Decide-se, na 7.ª Secção do Tribunal da Relação de Lisboa
RELATÓRIO
C… intentou a presente acção declarativa de condenação sob a forma de processo contra W…, Lda..
A 25 de Outubro de 2021 foi remetida à Ré carta registada com aviso de recepção para citação, a qual foi devolvida com a menção “Objeto não reclamado”:
Na sequência de requerimento do Autor para ser dado cumprimento ao artigo 246.º, nº 4, do Código de Processo Civil, foi remetida - a 16 de Novembro de 2021 - carta registada com aviso de recepção “2.ª Via”, para a morada da sede da Ré - Rua -------Lisboa, a qual, na impossibilidade de entrega, ficou depositada no receptáculo, no dia 18 de Novembro de 2021:
A Ré apresentou Contestação, a qual foi remetida e deu entrada nos autos, através da plataforma electrónica “CITIUS”, no dia 31 de Janeiro de 2022, às 23h 23m 41s.
A 20 de Março de 2023 o Tribunal a quo, depois de historiar a situação, proferiu o seguinte Despacho:
“Desta forma, sendo a Ré pessoa colectiva e nos termos das disposições conjugadas dos artigos 246.º, n.º 4, 229.º, n.º 5 e 230.º, n.º 2, do Código de processo Civil, a citação da Ré tem-se por efectuada em 18/11/2021, não sendo aplicável ao prazo de contestação qualquer das dilações previstas no artigo 245.º, do Código de Processo Civil.

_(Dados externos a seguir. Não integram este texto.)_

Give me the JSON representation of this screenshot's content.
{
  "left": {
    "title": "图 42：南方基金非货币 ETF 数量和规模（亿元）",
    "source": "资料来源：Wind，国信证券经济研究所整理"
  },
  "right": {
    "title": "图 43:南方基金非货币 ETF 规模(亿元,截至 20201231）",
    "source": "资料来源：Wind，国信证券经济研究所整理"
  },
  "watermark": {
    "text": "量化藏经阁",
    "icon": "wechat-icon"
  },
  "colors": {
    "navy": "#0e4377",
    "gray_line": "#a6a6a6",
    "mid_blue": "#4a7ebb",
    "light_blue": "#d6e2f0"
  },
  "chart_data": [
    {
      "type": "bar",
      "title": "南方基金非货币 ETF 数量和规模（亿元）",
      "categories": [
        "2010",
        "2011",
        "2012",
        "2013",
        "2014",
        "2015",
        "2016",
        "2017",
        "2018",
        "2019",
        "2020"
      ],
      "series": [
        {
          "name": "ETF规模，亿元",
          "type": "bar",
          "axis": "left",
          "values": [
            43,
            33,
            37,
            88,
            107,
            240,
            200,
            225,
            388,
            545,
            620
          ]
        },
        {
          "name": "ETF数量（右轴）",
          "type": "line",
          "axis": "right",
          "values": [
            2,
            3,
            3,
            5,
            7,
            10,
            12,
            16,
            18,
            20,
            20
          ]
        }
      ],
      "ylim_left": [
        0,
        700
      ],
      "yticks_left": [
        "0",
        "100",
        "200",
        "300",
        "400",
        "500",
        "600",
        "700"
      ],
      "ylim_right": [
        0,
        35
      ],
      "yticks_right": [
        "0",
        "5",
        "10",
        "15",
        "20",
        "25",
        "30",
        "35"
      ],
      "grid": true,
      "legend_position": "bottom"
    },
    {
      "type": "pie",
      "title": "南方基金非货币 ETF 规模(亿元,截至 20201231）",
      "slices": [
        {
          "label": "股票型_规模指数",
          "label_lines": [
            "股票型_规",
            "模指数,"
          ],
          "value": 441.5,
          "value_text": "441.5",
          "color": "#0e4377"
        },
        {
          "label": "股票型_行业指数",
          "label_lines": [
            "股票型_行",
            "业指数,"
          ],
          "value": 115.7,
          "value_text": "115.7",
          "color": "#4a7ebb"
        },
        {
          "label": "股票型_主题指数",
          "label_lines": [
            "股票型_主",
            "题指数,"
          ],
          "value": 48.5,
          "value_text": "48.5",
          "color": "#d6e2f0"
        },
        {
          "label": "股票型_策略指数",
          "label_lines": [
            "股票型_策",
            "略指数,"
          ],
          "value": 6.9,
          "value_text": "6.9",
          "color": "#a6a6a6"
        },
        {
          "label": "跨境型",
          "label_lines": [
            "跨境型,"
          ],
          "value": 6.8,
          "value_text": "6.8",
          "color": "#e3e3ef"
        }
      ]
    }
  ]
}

O prazo de contestação inicia-se no dia seguinte ao da citação, é contínuo, suspende-se nas férias judiciais (em processos não urgentes), e quando terminar em dia que os tribunais estiverem encerrados, o seu termo é transferido para o primeiro dia útil seguinte – Artigos 279.º, al. b), do Código Civil, e 138.º, nºs 1 e 2, do Código de Processo Civil.
No caso concreto o prazo de contestação da Ré iniciou-se no dia 19 de Novembro de 2021 (dia seguinte ao da citação) e terminou em 20 de Dezembro de 2021; sendo que o prazo de três dias úteis seguintes ao do termo do prazo previsto no artigo 139.º, n.º 5, do Código de Processo Civil em que é ainda válida a prática do acto mediante pagamento de multa terminou em 5 de Janeiro de 2022, correspondente ao terceiro dia útil após o término do prazo de contestação e considerando o período de férias judiciais de Natal de 22/12/2021 a 3/1/2022.
Tendo a contestação sido remetida e dado entrada em juízo no dia 31 de Janeiro de 2022, verifica-se que a mesma é extemporânea (artigo 139.º, n.º 3, do Código de Processo Civil).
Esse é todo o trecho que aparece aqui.